The other finalist was Wyoming First Lady Jennie Gordon who was nominated by Laramie County resident Sharon Fain. In her nomination, Fain lifted up Gordon’s work on The Wyoming Hunger Initiative, which created a framework to support existing non-profits who are working to eliminate hunger in Wyoming, and during COVID-19 developed a website that let citizens know of free food resources in each Wyoming County.
During the COVID-19 pandemic, the Initiative started a COVID-19 Task Force, before taking in private funds and turned those dollars into action.
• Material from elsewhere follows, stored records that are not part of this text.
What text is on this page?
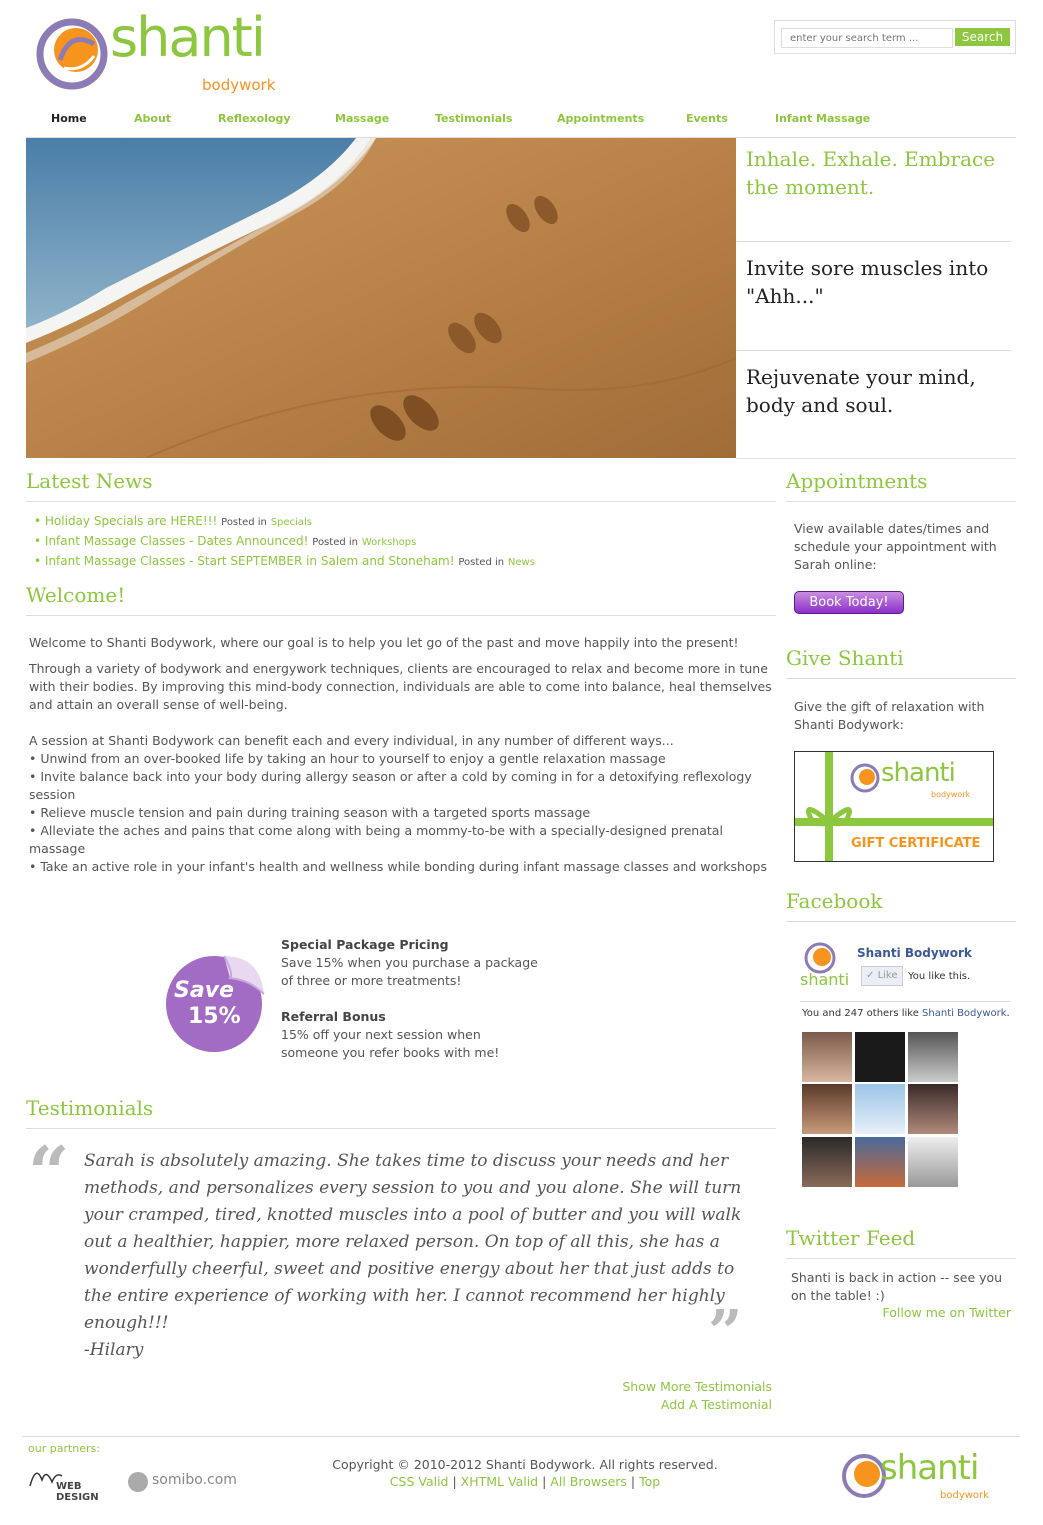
shanti
bodywork
enter your search term ...
Search
Home	About	Reflexology	Massage	Testimonials	Appointments	Events	Infant Massage
Inhale. Exhale. Embrace the moment.
Invite sore muscles into "Ahh..."
Rejuvenate your mind, body and soul.
Latest News
• Holiday Specials are HERE!!! Posted in Specials
• Infant Massage Classes - Dates Announced! Posted in Workshops
• Infant Massage Classes - Start SEPTEMBER in Salem and Stoneham! Posted in News
Welcome!

Welcome to Shanti Bodywork, where our goal is to help you let go of the past and move happily into the present!

Through a variety of bodywork and energywork techniques, clients are encouraged to relax and become more in tune with their bodies. By improving this mind-body connection, individuals are able to come into balance, heal themselves and attain an overall sense of well-being.

A session at Shanti Bodywork can benefit each and every individual, in any number of different ways...

• Unwind from an over-booked life by taking an hour to yourself to enjoy a gentle relaxation massage
• Invite balance back into your body during allergy season or after a cold by coming in for a detoxifying reflexology session
• Relieve muscle tension and pain during training season with a targeted sports massage
• Alleviate the aches and pains that come along with being a mommy-to-be with a specially-designed prenatal massage
• Take an active role in your infant's health and wellness while bonding during infant massage classes and workshops
Save
15%
Special Package Pricing
Save 15% when you purchase a package of three or more treatments!
Referral Bonus
15% off your next session when someone you refer books with me!
Testimonials
“ Sarah is absolutely amazing. She takes time to discuss your needs and her methods, and personalizes every session to you and you alone. She will turn your cramped, tired, knotted muscles into a pool of butter and you will walk out a healthier, happier, more relaxed person. On top of all this, she has a wonderfully cheerful, sweet and positive energy about her that just adds to the entire experience of working with her. I cannot recommend her highly enough!!!
-Hilary	”
Show More Testimonials
Add A Testimonial
Appointments
View available dates/times and schedule your appointment with Sarah online:
Book Today!
Give Shanti
Give the gift of relaxation with Shanti Bodywork:
shanti
bodywork
GIFT CERTIFICATE
Facebook
shanti
Shanti Bodywork
✓ Like	You like this.
You and 247 others like Shanti Bodywork.
Twitter Feed
Shanti is back in action -- see you on the table! :)
Follow me on Twitter
our partners:
WEB DESIGN
somibo.com
Copyright © 2010-2012 Shanti Bodywork. All rights reserved.
CSS Valid | XHTML Valid | All Browsers | Top	shanti
bodywork
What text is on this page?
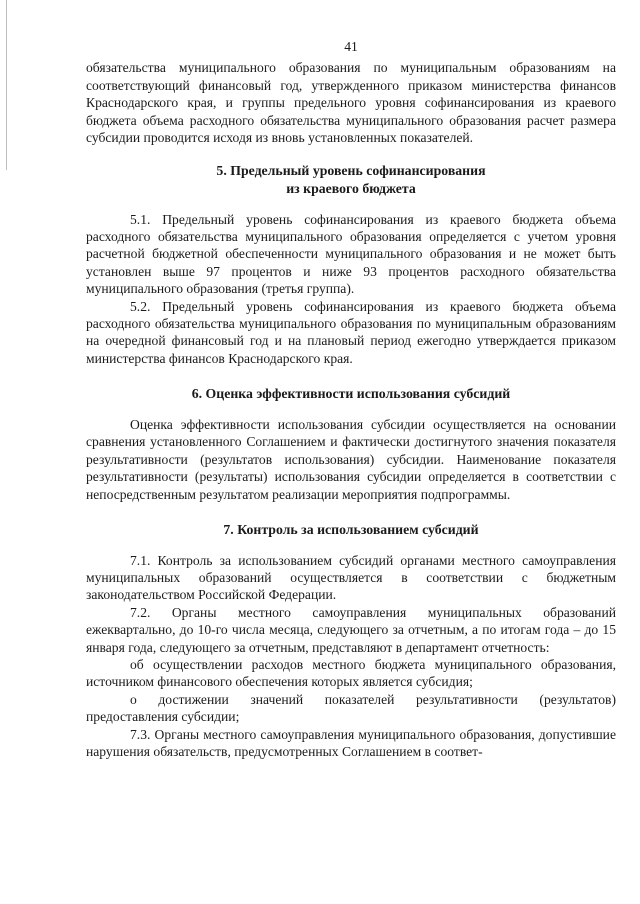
41

обязательства муниципального образования по муниципальным образованиям на соответствующий финансовый год, утвержденного приказом министерства финансов Краснодарского края, и группы предельного уровня софинансирования из краевого бюджета объема расходного обязательства муниципального образования расчет размера субсидии проводится исходя из вновь установленных показателей.

5. Предельный уровень софинансирования
из краевого бюджета

5.1. Предельный уровень софинансирования из краевого бюджета объема расходного обязательства муниципального образования определяется с учетом уровня расчетной бюджетной обеспеченности муниципального образования и не может быть установлен выше 97 процентов и ниже 93 процентов расходного обязательства муниципального образования (третья группа).

5.2. Предельный уровень софинансирования из краевого бюджета объема расходного обязательства муниципального образования по муниципальным образованиям на очередной финансовый год и на плановый период ежегодно утверждается приказом министерства финансов Краснодарского края.

6. Оценка эффективности использования субсидий

Оценка эффективности использования субсидии осуществляется на основании сравнения установленного Соглашением и фактически достигнутого значения показателя результативности (результатов использования) субсидии. Наименование показателя результативности (результаты) использования субсидии определяется в соответствии с непосредственным результатом реализации мероприятия подпрограммы.

7. Контроль за использованием субсидий

7.1. Контроль за использованием субсидий органами местного самоуправления муниципальных образований осуществляется в соответствии с бюджетным законодательством Российской Федерации.

7.2. Органы местного самоуправления муниципальных образований ежеквартально, до 10-го числа месяца, следующего за отчетным, а по итогам года – до 15 января года, следующего за отчетным, представляют в департамент отчетность:

об осуществлении расходов местного бюджета муниципального образования, источником финансового обеспечения которых является субсидия;

о достижении значений показателей результативности (результатов) предоставления субсидии;

7.3. Органы местного самоуправления муниципального образования, допустившие нарушения обязательств, предусмотренных Соглашением в соответ-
The Initiative allocated $50,000 for infrastructure grants to anti-hunger efforts in March, then another $40,000 per month from April through August to ensure every county received funding to replenish food pantries. The group then worked with Wyoming Food Bank of the Rockies to financially support mobile food pantries that reached all 23 counties.
“First Lady Gordon is a force and knew the success of the Wyoming Hunger Initiative would be based on a set of extraordinary volunteers and organizations across our great state,” Fain says. “She is a true leader and her mission to end hunger in the state of Wyoming has engaged new partners and supporters who share her vision.”
In addition to the work of the Wyoming Hunger Initiative, Gordon partnered with the Wyoming Department of Health’s Aging Division to solicit, collect, and distribute hand-written cards for the state’s older adults who were homebound. That drive resulted in around 6,000 cards.
“Don is the definition of a dedicated volunteer. His positivity and commitment to Teton Habitat is contagious!” Elizabeth Ferguson, Community Engagement Manager for Teton Habitat for Humanity.